ChatGPT can be trained on a dataset of toxicity data and then used to predict the potential toxic effects of new drugs.

Use of ChatGPT/GPT-4 in Computational Biology

Following are some of the ways that computational biologists can optimize their workflow using ChatGPT/GPT-4:

Code readability and documentation can be improved using ChatGPT.
ChatGPT can assist in writing efficient codes.
Researchers can integrate ChatGPT into their IDEs via plugins for RStudio and Visual Studio Code.
ChatGPT can improve scientific writing by providing aid in expressing ideas more clearly.
ChatGPT can be used for cleaning and reconciling data.
Data visualization can be improved as ChatGPT can suggest new visualization techniques and enhance existing figures.
The GPT API can be used to fine-tune the system for specific applications, and parameters can be adjusted to control the creativity and repetitiveness of responses.

ChatGPT in Bioinformatics

A group of researchers has demonstrated the feasibility of using ChatGPT in bioinformatics education to assist students in generating code for scientific data analysis tasks.

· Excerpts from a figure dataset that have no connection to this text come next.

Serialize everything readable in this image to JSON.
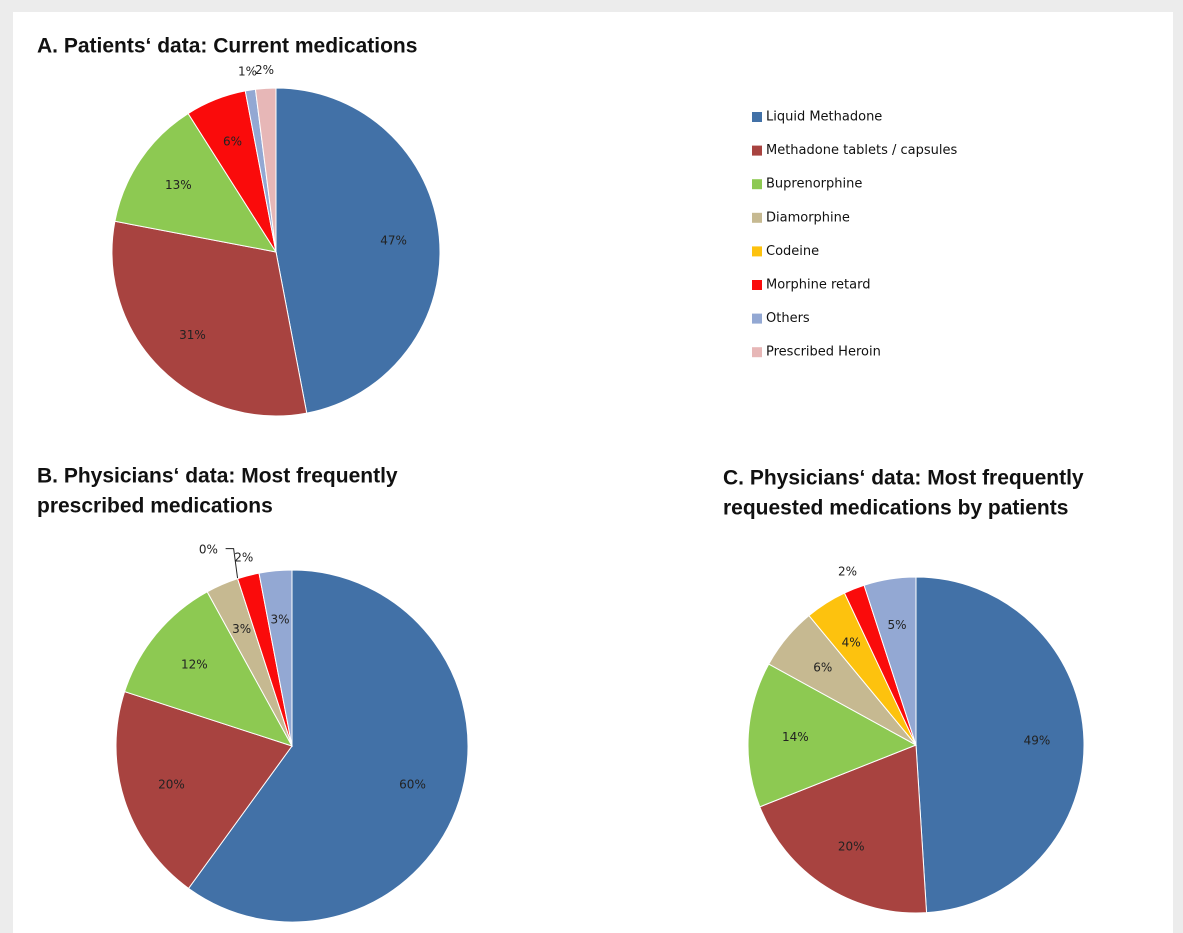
{
  "chart_data": [
    {
      "type": "pie",
      "title": [
        "A. Patients‘ data: Current medications"
      ],
      "values": [
        47,
        31,
        13,
        null,
        null,
        6,
        1,
        2
      ],
      "value_labels": [
        "47%",
        "31%",
        "13%",
        null,
        null,
        "6%",
        "1%",
        "2%"
      ]
    },
    {
      "type": "pie",
      "title": [
        "B. Physicians‘ data: Most frequently",
        "prescribed medications"
      ],
      "values": [
        60,
        20,
        12,
        3,
        0,
        2,
        3,
        null
      ],
      "value_labels": [
        "60%",
        "20%",
        "12%",
        "3%",
        "0%",
        "2%",
        "3%",
        null
      ]
    },
    {
      "type": "pie",
      "title": [
        "C. Physicians‘ data: Most frequently",
        "requested medications by patients"
      ],
      "values": [
        49,
        20,
        14,
        6,
        4,
        2,
        5,
        null
      ],
      "value_labels": [
        "49%",
        "20%",
        "14%",
        "6%",
        "4%",
        "2%",
        "5%",
        null
      ]
    }
  ],
  "legend": {
    "labels": [
      "Liquid Methadone",
      "Methadone tablets / capsules",
      "Buprenorphine",
      "Diamorphine",
      "Codeine",
      "Morphine retard",
      "Others",
      "Prescribed Heroin"
    ],
    "colors": [
      "#4271a7",
      "#a84340",
      "#8dc952",
      "#c6b991",
      "#fdc20e",
      "#fa0b0b",
      "#93a8d3",
      "#e7b7b7"
    ]
  }
}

In their study, ChatGPT generated code to align the short reads to the human reference genome and summarized the alignments into count numbers across the genome.

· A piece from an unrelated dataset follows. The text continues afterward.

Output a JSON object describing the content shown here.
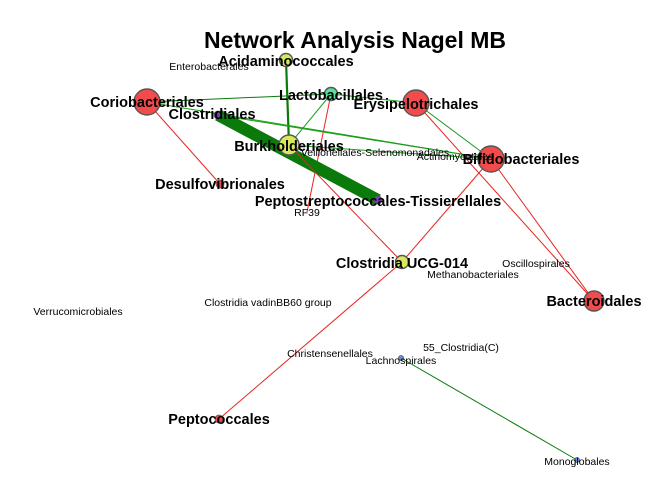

ChatGPT can also assist students in phylogenetic analyses. The researchers created a phylogenetic tree for nine species using R code generated by the model. In their study, the researchers also showed that ChatGPT could act as a virtual teaching assistant to teach the divide-and-conquer approach to a student.

ChatGPT in Drug Development

A group of researchers demonstrated the effectiveness of ChatGPT in predicting and explaining common Drug-Drug Interactions (DDI). They prepared a total of 40 DDIs list from previously published literature. Their study showed that ChatGPT is partially effective in predicting and explaining DDIs.

Patients, who do not have immediate access to the healthcare facility, may take help from ChatGPT to get information about DDIs. However, occasionally, the model may provide incomplete guidance. Therefore further improvement is required for potential usage by patients to get ideas about DDI.

ChatGPT in Pharmacometrics

Following are the use cases of ChatGPT in pharmacometrics:

ChatGPT can accurately obtain typical PK parameters from the scientific literature.
The model can generate a population PK model in R.
ChatGPT is capable of developing an interactive Shiny application for visualization.
Using ChatGPT, R code can be developed with minimal coding knowledge. Moreover, debugging of errors can be easily done using the same.

GeneGPT

GeneGPT is a novel method for teaching LLMs to utilize the National Center for Biotechnology Information (NCBI) Web API for answering genomics questions. GeneGPT has achieved state-of-the-art results on 75% of one-shot tasks and 80% of zero-shot tasks in the GeneTuring dataset. GeneGPT can potentially augment LLMs with domain tools to improve access to biomedical information.

CancerGPT

CancerGPT is a first-of-its-kind few-shot learning model that utilizes LLMs to predict the drug pairs synergy in rare tissues lacking structured data and features. It contains around 124M parameters and is even comparable to the larger fine-tuned GPT-3 model with 175B parameters. CancerGPT shows the potential of LLMs to offer an alternative approach for biological inference.

ChatGPT in Medical Research

ChatGPT can analyze large volumes of data, including scientific articles, medical reports, and patient reports. All of this analysis can provide new insights into the symptoms and treatment options for orthopedic conditions.

ChatGPT can extract relevant information from the text and present it in a structured form. ChatGPT can also assist in the creation of new hypotheses for researchers. Additionally, ChatGPT can be useful in developing clinical decisions and support systems by analyzing patient records and identifying common patterns.

ChatGPT in Medicine

ChatGPT can inform researchers about the latest literature in a given area. It can write a discharge summary for patients following surgery. The model can aid with patient discharge notes, summarize recent trials, provide information on ethical guidelines, etc.